The Debt Respite Scheme (Breathing Space Moratorium and Mental Health Crisis Moratorium)(England and Wales) regulations is due to come into force on 4th May 2021. The scheme allows a debtor to apply for “breathing space” if they have qualifying debts that they are unlikely to be able to repay. The scheme provides individuals with legal protections from creditor action while they receive debt advice.

Debtors can only access a breathing space by seeking debt advice from a debt adviser. Although all applications must be considered, the debt adviser may decide that a breathing space is not appropriate for a debtor.

There are two types of breathing space provisions: a standard breathing space and a mental health crisis breathing space and each type is very different from the other.

A standard breathing space is available to anyone with debt problems and gives them legal protections from creditor action for up to 60 days.

A mental health crisis breathing space is only available to someone who is receiving mental health crisis treatment and this provision has stronger protections. This breathing space will last as long as the person’s mental health crisis treatment lasts plus 30 days (no matter how long the crisis treatment lasts).

If a residential landlord is notified that their tenant has been awarded a breathing space in relation to his/her qualifying debt, then under the new regulations, the landlord must not take steps to pursue or enforce that debt. This would include serving a notice seeking possession on grounds of rent arrears, starting possession proceedings in the court, obtaining a warrant or taking steps to enforce an already obtained judgment.

If there is a guarantor then the landlord can still pursue them for payment of a debt otherwise excluded as a “breathing space debt” (unless the guarantor themselves qualify for breathing space in their own right).

A breathing space is not a payment holiday.
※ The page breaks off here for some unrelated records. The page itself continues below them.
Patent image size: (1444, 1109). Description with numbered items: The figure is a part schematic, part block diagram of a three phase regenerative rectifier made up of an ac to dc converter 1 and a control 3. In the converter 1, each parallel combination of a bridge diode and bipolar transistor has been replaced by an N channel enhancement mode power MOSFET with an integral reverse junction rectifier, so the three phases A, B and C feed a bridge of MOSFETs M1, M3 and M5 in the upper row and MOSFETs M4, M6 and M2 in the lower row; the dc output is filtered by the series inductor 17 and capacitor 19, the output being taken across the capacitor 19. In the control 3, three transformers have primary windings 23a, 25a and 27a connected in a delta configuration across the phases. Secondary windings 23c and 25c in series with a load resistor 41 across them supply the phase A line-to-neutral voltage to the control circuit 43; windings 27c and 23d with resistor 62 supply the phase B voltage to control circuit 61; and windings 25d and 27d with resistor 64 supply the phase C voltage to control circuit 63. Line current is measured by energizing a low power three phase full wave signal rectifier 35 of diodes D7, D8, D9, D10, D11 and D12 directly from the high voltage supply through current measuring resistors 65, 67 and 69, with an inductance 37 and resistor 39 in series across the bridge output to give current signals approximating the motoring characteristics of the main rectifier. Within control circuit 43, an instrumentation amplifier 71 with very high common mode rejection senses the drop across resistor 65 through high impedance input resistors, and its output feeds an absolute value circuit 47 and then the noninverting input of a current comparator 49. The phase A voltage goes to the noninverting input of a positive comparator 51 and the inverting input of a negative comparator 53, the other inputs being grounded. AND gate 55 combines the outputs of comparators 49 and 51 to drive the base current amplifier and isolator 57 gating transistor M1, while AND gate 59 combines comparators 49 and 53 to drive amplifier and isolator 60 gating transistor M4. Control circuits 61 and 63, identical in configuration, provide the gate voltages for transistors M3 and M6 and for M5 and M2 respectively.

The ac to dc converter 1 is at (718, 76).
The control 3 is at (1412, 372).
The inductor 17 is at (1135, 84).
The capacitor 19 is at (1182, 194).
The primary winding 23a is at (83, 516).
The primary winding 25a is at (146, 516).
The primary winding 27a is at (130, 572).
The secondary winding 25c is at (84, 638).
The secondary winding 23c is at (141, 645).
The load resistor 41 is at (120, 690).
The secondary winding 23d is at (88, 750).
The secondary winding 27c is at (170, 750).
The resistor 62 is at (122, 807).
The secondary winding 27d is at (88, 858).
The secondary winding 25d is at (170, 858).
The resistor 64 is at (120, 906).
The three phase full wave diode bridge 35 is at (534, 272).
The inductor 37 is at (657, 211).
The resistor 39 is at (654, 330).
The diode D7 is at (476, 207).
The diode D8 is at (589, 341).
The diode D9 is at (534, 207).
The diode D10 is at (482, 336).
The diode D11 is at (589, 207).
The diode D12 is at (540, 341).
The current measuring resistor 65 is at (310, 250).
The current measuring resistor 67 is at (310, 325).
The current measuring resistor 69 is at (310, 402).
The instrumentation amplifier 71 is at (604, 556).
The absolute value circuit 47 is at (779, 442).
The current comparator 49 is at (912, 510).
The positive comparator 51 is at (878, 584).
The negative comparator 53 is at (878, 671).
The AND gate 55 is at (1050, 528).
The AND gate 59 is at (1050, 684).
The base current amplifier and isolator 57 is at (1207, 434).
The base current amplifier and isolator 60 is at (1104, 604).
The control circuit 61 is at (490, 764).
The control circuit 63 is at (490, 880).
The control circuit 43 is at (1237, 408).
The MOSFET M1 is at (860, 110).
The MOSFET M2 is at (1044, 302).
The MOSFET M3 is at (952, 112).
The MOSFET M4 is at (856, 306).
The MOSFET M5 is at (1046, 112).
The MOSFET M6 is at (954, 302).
While a creditor cannot enforce a “breathing space debt” during a breathing space period or charge interest or fees on it, a debtor is still legally required to pay their ongoing debts and liabilities as and when they arise.

In these unprecedented times, it is all the more important for landlords to seek professional help and as always, it is advisable to speak with a professional to ensure the most cost-effective route is pursued.

Also note that business debts and other types of debts are not covered under this scheme and anyone wanting to use the provisions of this scheme should also seek proper advice.